Charlotte, North Carolina: The New Energy Capital of the Country?

Washington Post
September 9, 2011

Charlotte looks beyond financial sector in effort to become ‘energy capital’
Paul Glader

Since 2007, Charlotte has announced about 5,600 new energy-related jobs, taking the total to roughly 27,000 at 250 energy-oriented firms, according to economic development officials. About 2,000 energy jobs were added in 2010, with another 765 this year. Charlotte is also the headquarters of Duke Energy which, if it successfully completes its acquisition of Progress Energy, will be the largest utility in the country in nearly every category, including market capitalization (nearly $40 billion), number of customers (roughly 7.1 million) and power generated (a 57.2-gigawatt capacity). Of about 16 million square feet of commercial office space downtown, Duke will hold 1.3 million square feet. In addition to luring energy firms, the city is expanding recycling, “smart” grid projects and public transit, with plans to add 10 miles of light rail and a commuter line in years to come. Charlotte is looking to reduce its dependence on the financial sector (it calls itself the nation’s No. 2 financial center), which has been hard hit by Wachovia’s takeover by Wells Fargo and Bank of America moving some of its operations from Charlotte to New York.

This diversification into the energy sector should reduce Charlotte’s current unemployment rate below 11.2 percent. Moreover, it is logical to embrace and build upon its role as the location of the headquarters of nation’s soon-to-be largest electric utility. The presence of Duke Energy in Charlotte in and of itself will attract scores of related energy businesses, particularly “clean energy” industry rather than the traditional oil and gas business.
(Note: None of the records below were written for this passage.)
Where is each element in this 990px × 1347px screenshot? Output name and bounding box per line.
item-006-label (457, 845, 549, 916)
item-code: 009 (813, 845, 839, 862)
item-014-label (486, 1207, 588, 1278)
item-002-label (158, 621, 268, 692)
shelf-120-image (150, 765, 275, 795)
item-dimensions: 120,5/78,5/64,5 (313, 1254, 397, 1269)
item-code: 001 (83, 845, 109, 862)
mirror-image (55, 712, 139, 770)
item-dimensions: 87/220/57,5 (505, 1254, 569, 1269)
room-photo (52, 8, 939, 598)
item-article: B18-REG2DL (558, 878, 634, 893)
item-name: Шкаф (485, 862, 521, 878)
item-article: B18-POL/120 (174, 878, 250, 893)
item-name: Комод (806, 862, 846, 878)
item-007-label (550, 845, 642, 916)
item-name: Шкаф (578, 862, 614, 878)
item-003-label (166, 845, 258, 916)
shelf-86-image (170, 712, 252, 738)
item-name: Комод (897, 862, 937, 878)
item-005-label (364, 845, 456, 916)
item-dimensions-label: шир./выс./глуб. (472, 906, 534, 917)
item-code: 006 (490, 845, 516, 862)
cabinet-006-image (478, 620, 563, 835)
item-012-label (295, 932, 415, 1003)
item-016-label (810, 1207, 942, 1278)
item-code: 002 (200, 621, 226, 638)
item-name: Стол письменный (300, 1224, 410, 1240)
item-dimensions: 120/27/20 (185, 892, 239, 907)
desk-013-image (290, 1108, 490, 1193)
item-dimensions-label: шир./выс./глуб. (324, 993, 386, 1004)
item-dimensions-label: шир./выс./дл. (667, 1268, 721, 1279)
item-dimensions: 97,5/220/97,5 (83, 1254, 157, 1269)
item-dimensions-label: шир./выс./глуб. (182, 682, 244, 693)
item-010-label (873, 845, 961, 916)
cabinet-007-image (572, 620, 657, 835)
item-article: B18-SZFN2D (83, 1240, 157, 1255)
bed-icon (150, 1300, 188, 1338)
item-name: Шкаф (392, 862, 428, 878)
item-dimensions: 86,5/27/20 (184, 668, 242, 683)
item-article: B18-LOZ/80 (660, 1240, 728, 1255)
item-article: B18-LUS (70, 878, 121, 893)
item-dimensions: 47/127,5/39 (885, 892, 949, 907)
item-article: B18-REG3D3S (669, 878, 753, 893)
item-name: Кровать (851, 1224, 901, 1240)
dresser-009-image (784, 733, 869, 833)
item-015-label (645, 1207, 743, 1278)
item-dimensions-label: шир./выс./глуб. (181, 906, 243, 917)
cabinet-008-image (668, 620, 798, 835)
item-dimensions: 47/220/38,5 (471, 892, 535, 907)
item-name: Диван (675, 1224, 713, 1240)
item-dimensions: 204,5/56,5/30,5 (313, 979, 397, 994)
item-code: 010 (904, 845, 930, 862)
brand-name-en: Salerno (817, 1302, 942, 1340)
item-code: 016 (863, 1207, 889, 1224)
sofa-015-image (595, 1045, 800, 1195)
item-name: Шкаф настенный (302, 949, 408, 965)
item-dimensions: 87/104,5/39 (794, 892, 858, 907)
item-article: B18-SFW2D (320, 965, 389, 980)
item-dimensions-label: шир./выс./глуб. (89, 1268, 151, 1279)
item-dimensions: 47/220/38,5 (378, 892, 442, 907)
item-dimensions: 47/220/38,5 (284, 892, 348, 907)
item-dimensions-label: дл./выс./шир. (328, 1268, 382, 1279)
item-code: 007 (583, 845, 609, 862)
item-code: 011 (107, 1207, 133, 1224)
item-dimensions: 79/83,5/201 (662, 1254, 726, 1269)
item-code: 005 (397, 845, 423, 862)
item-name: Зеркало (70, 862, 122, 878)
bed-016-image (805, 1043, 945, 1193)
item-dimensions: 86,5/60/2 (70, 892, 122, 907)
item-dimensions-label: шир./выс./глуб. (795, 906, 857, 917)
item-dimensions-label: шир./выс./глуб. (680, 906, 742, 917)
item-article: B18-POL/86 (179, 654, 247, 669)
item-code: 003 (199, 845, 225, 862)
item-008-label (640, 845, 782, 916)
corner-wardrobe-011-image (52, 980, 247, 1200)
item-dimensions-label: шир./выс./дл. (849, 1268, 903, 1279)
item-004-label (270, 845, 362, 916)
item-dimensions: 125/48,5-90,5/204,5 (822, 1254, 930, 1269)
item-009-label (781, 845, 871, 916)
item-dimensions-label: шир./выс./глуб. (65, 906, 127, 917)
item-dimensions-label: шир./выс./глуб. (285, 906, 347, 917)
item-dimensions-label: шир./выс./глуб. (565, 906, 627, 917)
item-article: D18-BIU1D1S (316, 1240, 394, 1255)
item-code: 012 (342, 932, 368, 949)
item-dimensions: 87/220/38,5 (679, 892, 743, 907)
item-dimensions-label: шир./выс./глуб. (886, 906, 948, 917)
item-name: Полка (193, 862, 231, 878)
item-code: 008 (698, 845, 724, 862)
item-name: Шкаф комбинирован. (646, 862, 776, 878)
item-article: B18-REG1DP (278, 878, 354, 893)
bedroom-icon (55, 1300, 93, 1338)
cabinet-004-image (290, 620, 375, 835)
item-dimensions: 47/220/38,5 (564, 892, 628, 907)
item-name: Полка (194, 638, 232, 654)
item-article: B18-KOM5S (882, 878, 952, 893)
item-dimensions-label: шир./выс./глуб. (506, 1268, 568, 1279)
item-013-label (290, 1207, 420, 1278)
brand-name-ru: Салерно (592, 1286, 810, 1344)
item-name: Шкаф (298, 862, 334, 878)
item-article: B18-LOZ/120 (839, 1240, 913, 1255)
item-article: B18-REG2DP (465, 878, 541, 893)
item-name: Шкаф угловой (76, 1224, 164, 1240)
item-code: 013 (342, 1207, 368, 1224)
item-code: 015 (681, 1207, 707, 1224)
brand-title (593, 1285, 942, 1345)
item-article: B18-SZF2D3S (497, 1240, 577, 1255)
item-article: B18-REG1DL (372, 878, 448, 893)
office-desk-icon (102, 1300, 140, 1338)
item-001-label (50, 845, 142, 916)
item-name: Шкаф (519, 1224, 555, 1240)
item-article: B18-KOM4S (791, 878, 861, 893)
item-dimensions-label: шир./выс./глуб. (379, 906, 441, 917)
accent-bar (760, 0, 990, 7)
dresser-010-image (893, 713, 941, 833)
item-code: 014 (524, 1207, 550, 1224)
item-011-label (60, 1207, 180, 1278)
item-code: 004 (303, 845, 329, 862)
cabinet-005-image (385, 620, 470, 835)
With Mitsubishi Nuclear locating its main nuclear engineering office in Charlotte, Charlotte is looking to dominate the market for nuclear engineering and to position itself as the “epicenter of environmentally friendly energy practices.” Whether the long-anticipated nuclear renaissance in America actually occurs is open to question, but Charlotte is making a safe bet in positioning itself as a center for the energy industry of the future.